North Carolina's Julius Peppers and Ryan Sims and Tennessee's Albert Haynesworth are considered to be the plum defensive line picks of this draft, and most draftniks are predicting all three players will be off the board by the time the Jaguars make their first pick with the ninth spot in the first round.
Peppers, a defensive end who might also fit nicely at linebacker, is a pass-rusher who has the size to hold the point of attack and the speed to chase down the ball.
Sims has classic defensive tackle size, and though he lacks Peppers' dramatic physical skills, Sims is a high-intensity, slug-it-out-in-the-trenches player who would be a perfect fit next to the Jaguars' first-round pick of 2001, Marcus Stroud.
Haynesworth is bigger, faster and more athletic than Sims, but the rap on Haynesworth is that he doesn't have Sims' dedication and work ethic.
Then come two players who might tempt coach Tom Coughlin, if he finds his board devoid of Peppers, Sims and Haynesworth and also offensive tackles Bryant McKinnie and Mike Williams. What if the next-best big guys available are Tennessee defensive tackle John Henderson and Wisconsin DE/DT Wendell Bryant?
Henderson is high-cut (6-7) and may be caught between tackle and end. The rap on Henderson as a tackle is that he plays high, which was the knock on Stroud. As an end, Henderson may not be fast enough to be a third-down pass-rusher. Another concern is the health of Henderson's back. In Henderson's defense, he's a high-character and coachable player who seems to be growing into his body.
Bryant may also be a tackle/end tweener.
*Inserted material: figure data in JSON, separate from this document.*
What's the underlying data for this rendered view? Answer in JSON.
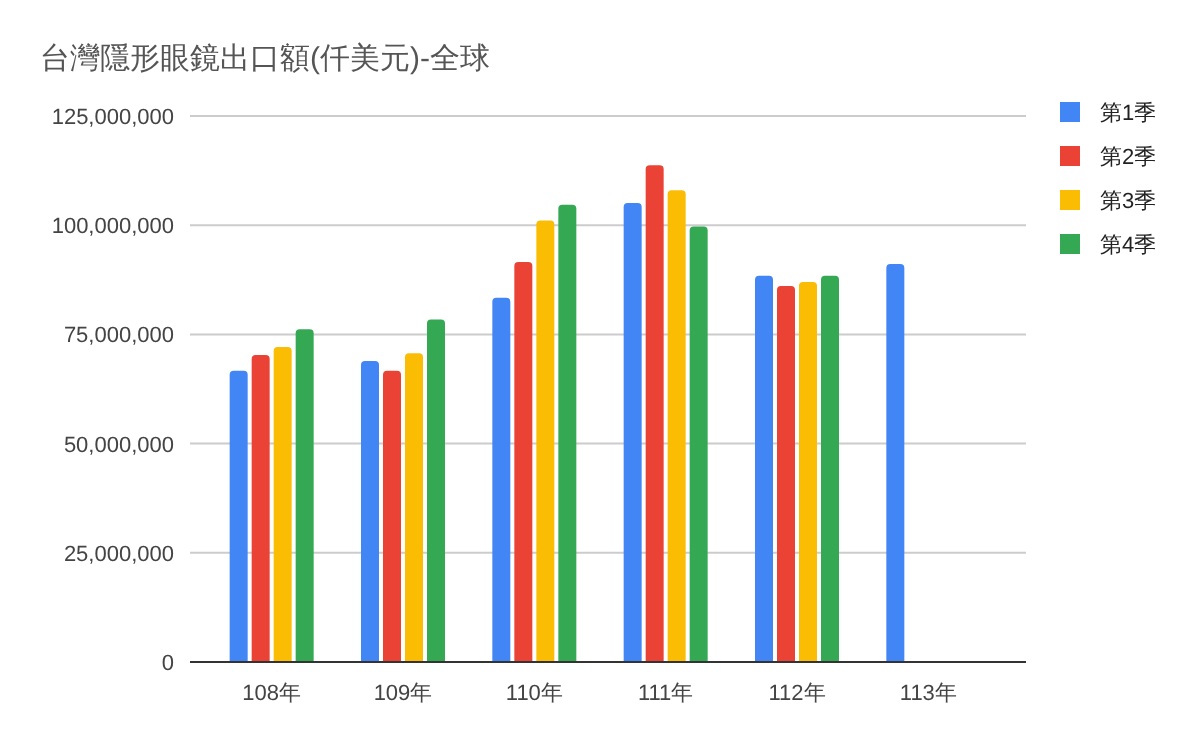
{
  "chart_data": {
    "type": "bar",
    "title": "台灣隱形眼鏡出口額(仟美元)-全球",
    "categories": [
      "108年",
      "109年",
      "110年",
      "111年",
      "112年",
      "113年"
    ],
    "series": [
      {
        "name": "第1季",
        "color": "#4285f4",
        "values": [
          66700000,
          68900000,
          83400000,
          105100000,
          88400000,
          91100000
        ]
      },
      {
        "name": "第2季",
        "color": "#ea4335",
        "values": [
          70300000,
          66700000,
          91600000,
          113700000,
          86100000,
          null
        ]
      },
      {
        "name": "第3季",
        "color": "#fbbc04",
        "values": [
          72100000,
          70700000,
          101100000,
          108000000,
          87000000,
          null
        ]
      },
      {
        "name": "第4季",
        "color": "#34a853",
        "values": [
          76200000,
          78400000,
          104700000,
          99700000,
          88400000,
          null
        ]
      }
    ],
    "ylim": [
      0,
      125000000
    ],
    "yticks": [
      {
        "value": 0,
        "label": "0"
      },
      {
        "value": 25000000,
        "label": "25,000,000"
      },
      {
        "value": 50000000,
        "label": "50,000,000"
      },
      {
        "value": 75000000,
        "label": "75,000,000"
      },
      {
        "value": 100000000,
        "label": "100,000,000"
      },
      {
        "value": 125000000,
        "label": "125,000,000"
      }
    ],
    "grid": "y",
    "legend": "right"
  }
}
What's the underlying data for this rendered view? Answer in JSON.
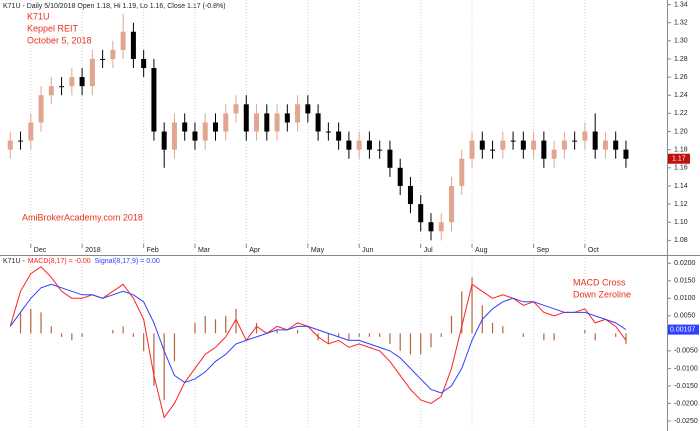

He has great speed for his size and offers the potential for added weight and strength, but he is not considered to be a warrior.
South Carolina DE Kalimba Edwards is a somewhat-undersized pass-rush specialist, Notre Dame DT Anthony Weaver is a Renaldo Wynn clone, Georgia DE Charles Grant is an athletic and explosive pass-rusher whose best days are ahead of him, and Alabama-Birmingham DE Bryant Thomas and Syracuse DE Dwight Freeney are speed-rushers who will either become every-down linebackers or pass-rush specialists.
It is a tantalizing crop of players that offers a team with multiple needs on its defensive line the opportunity to fix the situation long-term. Brigham Young's Ryan Denney, Florida's Alex Brown and Tennessee's Will Overstreet are solid defensive end prospects who may put a team's draft over the top, and Washington's Larry Tripplett and Alabama-Birmingham's Eddie Freeman are quality defensive tackles who might sit in the middle of someone's defensive line for several years.